• Friday, 22 November 2024
CBK boss Kamau Thugge insists on Safaricom, M-Pesa split

CBK boss Kamau Thugge insists on Safaricom, M-Pesa split

The potential splitting of Kenya’s top telco, Safaricom, remains a major concern in the financial sector, with the Central Bank of Kenya (CBK) insisting on separating M-Pesa from the parent company.

The potential splitting of Kenya’s top telco, Safaricom, remains a major concern in the financial sector, with the Central Bank of Kenya (CBK) insisting on separating M-Pesa from the parent company.

In a press briefing on Wednesday, CBK Governor Kamau Thugge revealed that the bank of last resort would follow up on discussions between the Safaricom board and the National Treasury regarding the matter.

“On the issue of Safaricom and M-Pesa, I said Safaricom would have discussions with the National Treasury on this matter and I’ll have to follow up on where they are on that specific issue,” he replied to a query from journalists on the issue.

CBK had proposed two years ago the separation of M-Pesa mobile money from Safaricom to increase transparency and enhance regulatory oversight.

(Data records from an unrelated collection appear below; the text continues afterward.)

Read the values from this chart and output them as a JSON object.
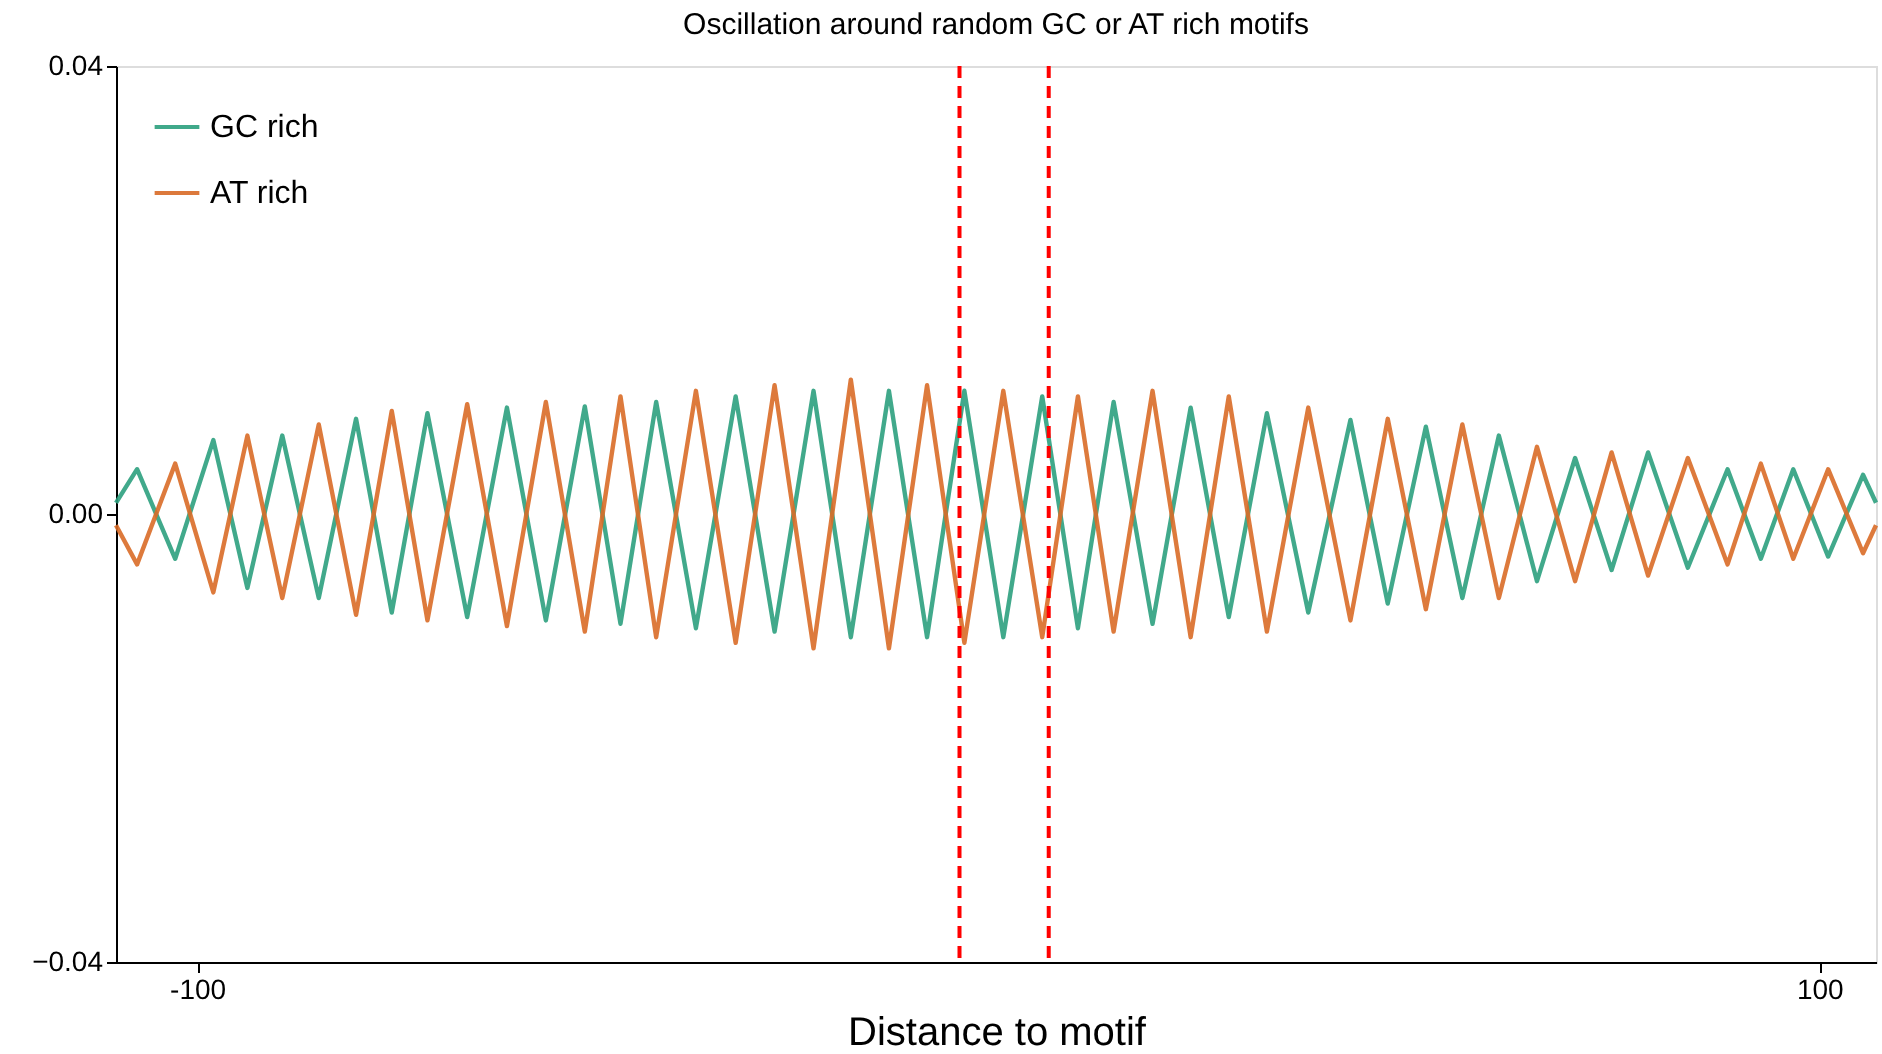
{
  "chart_data": {
    "type": "line",
    "title": "Oscillation around random GC or AT rich motifs",
    "xlabel": "Distance to motif",
    "x": [
      -110,
      -107.4,
      -102.7,
      -98.0,
      -93.8,
      -89.5,
      -85.0,
      -80.4,
      -76.0,
      -71.6,
      -66.7,
      -61.8,
      -57.0,
      -52.2,
      -47.8,
      -43.4,
      -38.5,
      -33.6,
      -28.8,
      -24.0,
      -19.4,
      -14.7,
      -10.0,
      -5.4,
      -0.6,
      4.2,
      8.6,
      13.0,
      17.8,
      22.5,
      27.2,
      31.9,
      37.0,
      42.2,
      46.8,
      51.5,
      56.0,
      60.5,
      65.2,
      69.9,
      74.4,
      78.9,
      83.8,
      88.7,
      92.8,
      96.8,
      101.1,
      105.4,
      107
    ],
    "series": [
      {
        "name": "GC rich",
        "color": "#2ca07e",
        "values": [
          0.001,
          0.004,
          -0.004,
          0.0066,
          -0.0066,
          0.007,
          -0.0075,
          0.0085,
          -0.0088,
          0.009,
          -0.0092,
          0.0095,
          -0.0095,
          0.0096,
          -0.0098,
          0.01,
          -0.0102,
          0.0105,
          -0.0105,
          0.011,
          -0.011,
          0.011,
          -0.011,
          0.011,
          -0.011,
          0.0105,
          -0.0102,
          0.01,
          -0.0098,
          0.0095,
          -0.0092,
          0.009,
          -0.0088,
          0.0084,
          -0.008,
          0.0078,
          -0.0075,
          0.007,
          -0.006,
          0.005,
          -0.005,
          0.0055,
          -0.0048,
          0.004,
          -0.004,
          0.004,
          -0.0038,
          0.0035,
          0.001
        ]
      },
      {
        "name": "AT rich",
        "color": "#d96b27",
        "values": [
          -0.001,
          -0.0045,
          0.0045,
          -0.007,
          0.007,
          -0.0075,
          0.008,
          -0.009,
          0.0092,
          -0.0095,
          0.0098,
          -0.01,
          0.01,
          -0.0105,
          0.0105,
          -0.011,
          0.011,
          -0.0115,
          0.0115,
          -0.012,
          0.012,
          -0.012,
          0.0115,
          -0.0115,
          0.011,
          -0.011,
          0.0105,
          -0.0105,
          0.011,
          -0.011,
          0.0105,
          -0.0105,
          0.0095,
          -0.0095,
          0.0085,
          -0.0085,
          0.008,
          -0.0075,
          0.006,
          -0.006,
          0.0055,
          -0.0055,
          0.005,
          -0.0045,
          0.0045,
          -0.004,
          0.004,
          -0.0035,
          -0.001
        ]
      }
    ],
    "xlim": [
      -110,
      107
    ],
    "xticks": [
      -100,
      100
    ],
    "ylim": [
      -0.04,
      0.04
    ],
    "yticks": [
      {
        "value": -0.04,
        "label": "−0.04"
      },
      {
        "value": 0,
        "label": "0.00"
      },
      {
        "value": 0.04,
        "label": "0.04"
      }
    ],
    "ref_lines": [
      {
        "axis": "x",
        "value": -6,
        "color": "#ff0000",
        "line_style": "dashed"
      },
      {
        "axis": "x",
        "value": 5,
        "color": "#ff0000",
        "line_style": "dashed"
      }
    ],
    "legend": "top left",
    "grid": false,
    "marker": "none",
    "line_style": "solid"
  }
}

However, the Nairobi Securities Exchange (NSE)-listed company has been delaying the separation, citing the tax liability the multi-billion-shilling telco would face if M-Pesa were to separate from the parent company. As a separate financial entity, M-Pesa would be required to comply with financial sector regulations, promoting ethical and legal operations.

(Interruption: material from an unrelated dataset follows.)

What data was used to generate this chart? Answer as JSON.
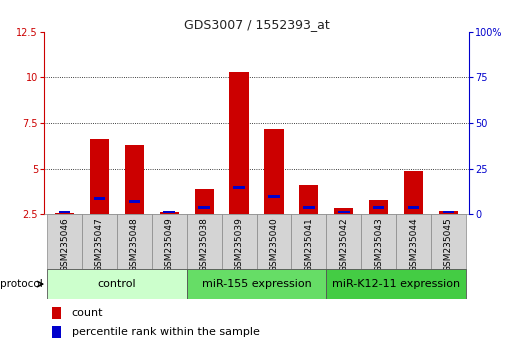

The separation might also involve complex tax implications, but it could lead to more favourable tax treatment for each entity individually, depending on the tax structures applicable to telecommunications versus financial services.

In 2020, Safaricom CEO Peter Ndegwa stated that the company would not separate M-Pesa from Safaricom unless it was in the interest of their customers or shareholders.

Earlier this year, Thugge reiterated that the regulator remains committed to the separation of the companies and is engaging with the National Treasury and the Safaricom board to expedite the process.

Following a post-Monetary Policy Committee (MPC) briefing last year, CBK revealed that a Sh75 billion tax liability resulting from the split is hindering the separation. The bank indicated plans to meet with Safaricom’s board to address the unsettled tax issue. “We have arranged to meet with the board of Safaricom in the near future. The Treasury also needs to be involved in this particular case. One of the factors that has been delaying the delinkage of M-Pesa mobile money from the rest of Safaricom is the tax liability, which is fairly significant, in the order of roughly Sh75 billion, and what to do with it,” Thugge said at a media briefing.

He said he believes a separation is necessary and that CBK should oversee M-Pesa.

CBK had planned negotiations between the Treasury and Safaricom’s leadership, focusing on getting the government to waive the tax liability.

 However, this poses a challenge, as the government has reduced tax waivers to boost domestic resource mobilization and cut the budget deficit.